Invisible Labor in Open Source Software Ecosystems
John Meluso, Amanda Casari, Katie McLaughlin, Milo Z. Trujillo
TL;DR
This study addresses invisible labor in OSS by defining labor visibility/invisibility, developing a cognitive anchoring survey, and applying explanatory mixed methods with $n=142$ participants. It finds that about $1/2$ of OSS labor is invisible and that attribution is inconsistently provided, with visibility framing biasing perceived visibility and credit importance. The work reveals tensions among attribution motivations (expressive, instrumental, non-attribution) and shows that governance and resource constraints shape what is credited. It argues for participatory, multi-stakeholder design of attribution and compensation to improve fairness and transparency in OSS ecosystems, while acknowledging methodological limitations and the need for targeted future research.
Abstract
Invisible labor is work that is either not fully visible or not appropriately compensated.
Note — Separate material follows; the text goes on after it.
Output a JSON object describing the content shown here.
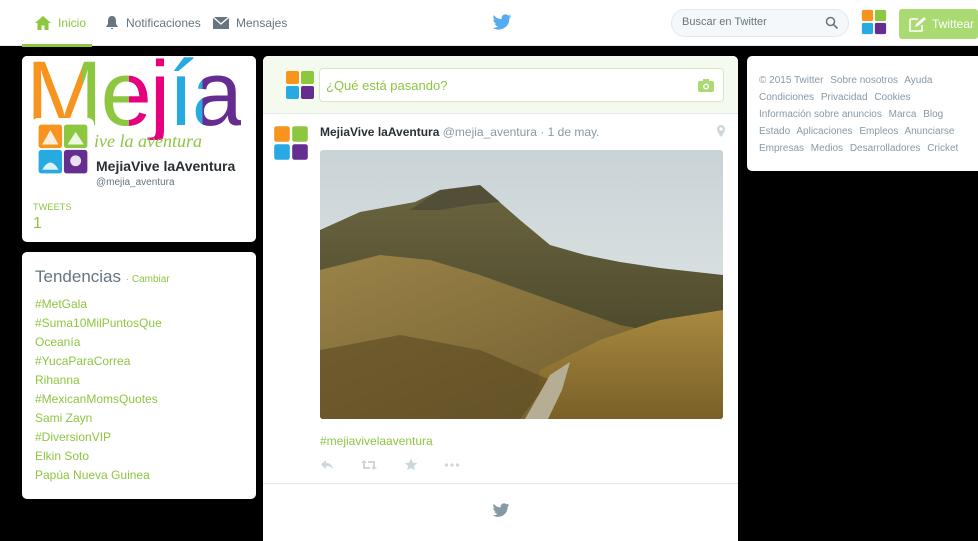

In open source software (OSS) ecosystems, essential tasks that do not involve code (like content moderation) often become invisible to the detriment of individuals and organizations. However, invisible labor is sufficiently difficult to measure that we do not know how much of OSS activities are invisible. Our study addresses this challenge, demonstrating that roughly half of OSS work is invisible. We do this by developing a cognitive anchoring survey technique that measures OSS developer self-assessments of labor visibility and attribution. Survey respondents (n=142) reported that their work is more likely to be invisible (2 in 3 tasks) than visible, and that half (50.1%) is uncompensated. Priming participants with the idea of visibility caused participants to think their work was more visible, and that visibility was less important, than those primed with invisibility. We also found evidence that tensions between attribution motivations probably increase how common invisible labor is. This suggests that advertising OSS activities as "open" may lead contributors to overestimate how visible their labor actually is. Our findings suggest benefits to working with varied stakeholders to make select, collectively valued activities visible, and increasing compensation in valued forms (like attribution, opportunities, or pay) when possible. This could improve fairness in software development while providing greater transparency into work designs that help organizations and communities achieve their goals.